Panmnesia intros CXL 3.0-enabled memory sharing AI accelerator

data
data

Korean technology firm Panmnesia has a CXL 3.0-enabled accelerator chip which provides sharable memory to speed AI applications.

CXL (Computer eXpress Link) 3.0 enables a pool of external memory, accessed through CXL switches, to be shared between host computers with coherent caches in the hosts and the CXL memory endpoints or expanders. The earlier CXL 2.0 standard enabled hosts to access their part of an external memory pool via a CXL switch but not share it. The initial CXL 1.0/1.1 standards supported a host having direct access to external memory without going through a switch.

The forthcoming CES 2024 show has given Panmnesia an Innovation Award for its accelerator chip.

Panmnesia founder and CEO Myoungsoo Jung said in a statement: “We believe that our CXL technology will be a cornerstone for next-generation AI acceleration system. We remain committed to our endeavor revolutionizing not only for AI acceleration system, but also other general-purpose environments such as data centers, cloud computing, and high-performance computing.”

See Glossary for Flit definition

The company contrasts its ability to provide up to a theoretical 4PB of shared memory with clustered servers accessing external SSDs for data. It says that individual servers generally work in parallel on AI and other HPC-style applications and need to access more data than can be held in their memory. That means they have to use SSDs to store the excess data and access them by SAS, NVMe or RDMA protocols across a network.

It is better – faster – to load all the data into an external memory pool and have all the servers access it using memory load and store instructions with data crossing a PCIe 6 bus instead of a slower network link. 

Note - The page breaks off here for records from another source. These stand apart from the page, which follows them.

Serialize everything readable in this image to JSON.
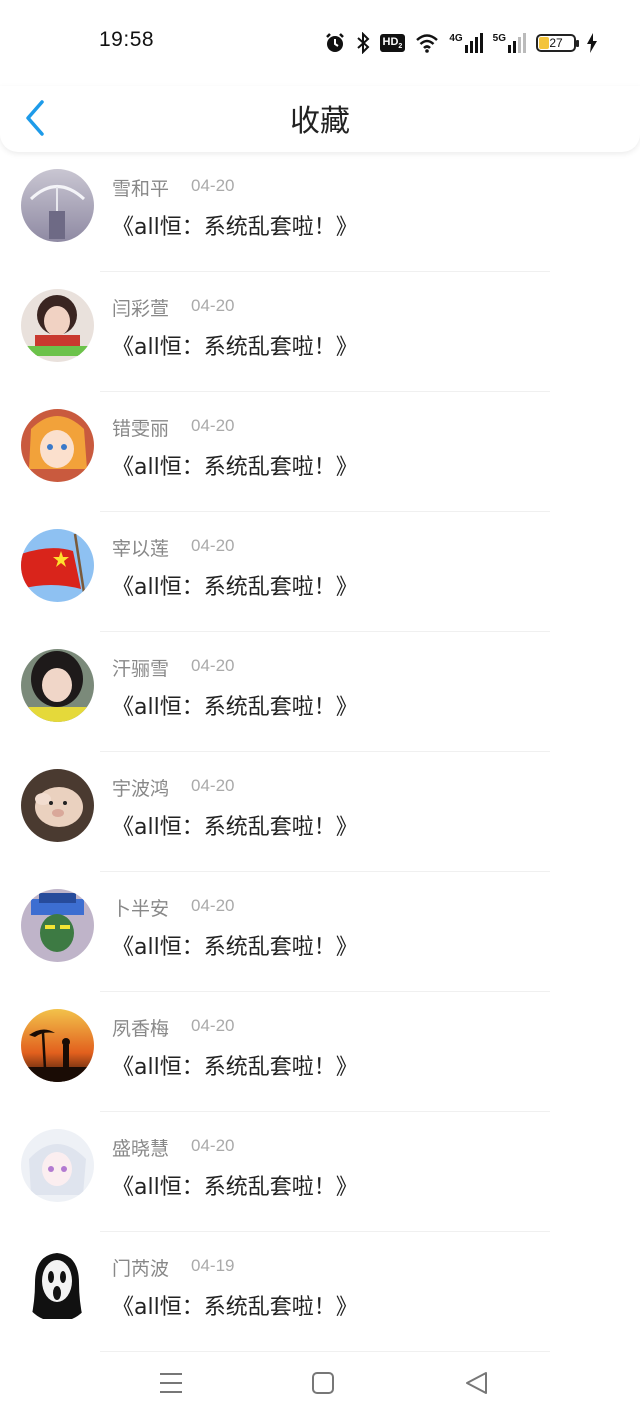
{
  "status_bar": {
    "time": "19:58",
    "hd_label": "HD",
    "net1_label": "4G",
    "net2_label": "5G",
    "battery": "27"
  },
  "header": {
    "title": "收藏"
  },
  "favorites": [
    {
      "name": "雪和平",
      "date": "04-20",
      "title": "《all恒：系统乱套啦！》"
    },
    {
      "name": "闫彩萱",
      "date": "04-20",
      "title": "《all恒：系统乱套啦！》"
    },
    {
      "name": "错雯丽",
      "date": "04-20",
      "title": "《all恒：系统乱套啦！》"
    },
    {
      "name": "宰以莲",
      "date": "04-20",
      "title": "《all恒：系统乱套啦！》"
    },
    {
      "name": "汗骊雪",
      "date": "04-20",
      "title": "《all恒：系统乱套啦！》"
    },
    {
      "name": "宇波鸿",
      "date": "04-20",
      "title": "《all恒：系统乱套啦！》"
    },
    {
      "name": "卜半安",
      "date": "04-20",
      "title": "《all恒：系统乱套啦！》"
    },
    {
      "name": "夙香梅",
      "date": "04-20",
      "title": "《all恒：系统乱套啦！》"
    },
    {
      "name": "盛晓慧",
      "date": "04-20",
      "title": "《all恒：系统乱套啦！》"
    },
    {
      "name": "门芮波",
      "date": "04-19",
      "title": "《all恒：系统乱套啦！》"
    }
  ],
  "colors": {
    "accent": "#1e9be9",
    "background": "#ffffff"
  },
  "icons": {
    "back": "chevron-left-icon",
    "alarm": "alarm-icon",
    "bluetooth": "bluetooth-icon",
    "wifi": "wifi-icon",
    "nav_menu": "menu-icon",
    "nav_home": "home-square-icon",
    "nav_back": "back-triangle-icon"
  }
}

The accelerator chip is part of a Panmnesia All-in-One Framework to help developers build proof-of-concept CXL 3.0 system software, user-level applications and custom hardware. It includes the accelerator chip which has a built-in CXL 3.0 controller, CXL switching and end-points. These are are fully compatible with all CXL protocols, such as CXL.io, CXL.cache, and CXL.mem. 

Panmnesia chassis showing swiches (dark green) and memory endpoinrs (light green).

The switch has a software fabric manager function to manage internal routing rules within the switch, and can connect to other CXL switches and external devices,

The framework justifies its All-In-One name by having a software stack featuring a Linux-based OS with CXL device drivers and a CXL-aware virtual memory system. This means applications can use the shared CXL external memory with no code change

Panmnesia’s memory sharing uses back invalidation to enable endpoints, the memory expander modules, to manage the cache coherency between hosts. There is register-to-register transfer between a host and its accelerator chip.

A You Tube demo video shows 8TB of CXL-attached memory being made available to the host and 8KB of the memory space set shareable. Another host could then access the sharable memory and the two hosts share data via the shared memory space. 

Video screen grab.

Panmnesia says that some HPC plasma simulation applications speed up 1.8x by using its shared memory instead of accessing SSDs to get data. It also claims that AI applications can achieve an up to 101x speed up through the accelerator chip, because it is tailored to AI search with frequent parallelized vector processing.

 CES 2024 will take place in Las Vegas from January 9 to January 12.

Panmnesia raised a $12.5 million seed round in September, giving the company an $81.4 million valuation. The round was led by Daekyo Investment, with participation from SL Investment, Smilegate Investment, GNTech Venture Capital, Time Works Investment, Yuanta Investment and Quantum Ventures Korea.

UnifabriX MAX.

Israeli startup UnifabriX is also working in the CXL 3.0 shared memory area with its MAX memory and storage machine. It has an Early Access Program (EAP), with agreements with High-Performance Computing (HPC) entities for MAX testing and validation. This has been expanded to include companies with on-prem/cloud data centers needing to handle AI workloads.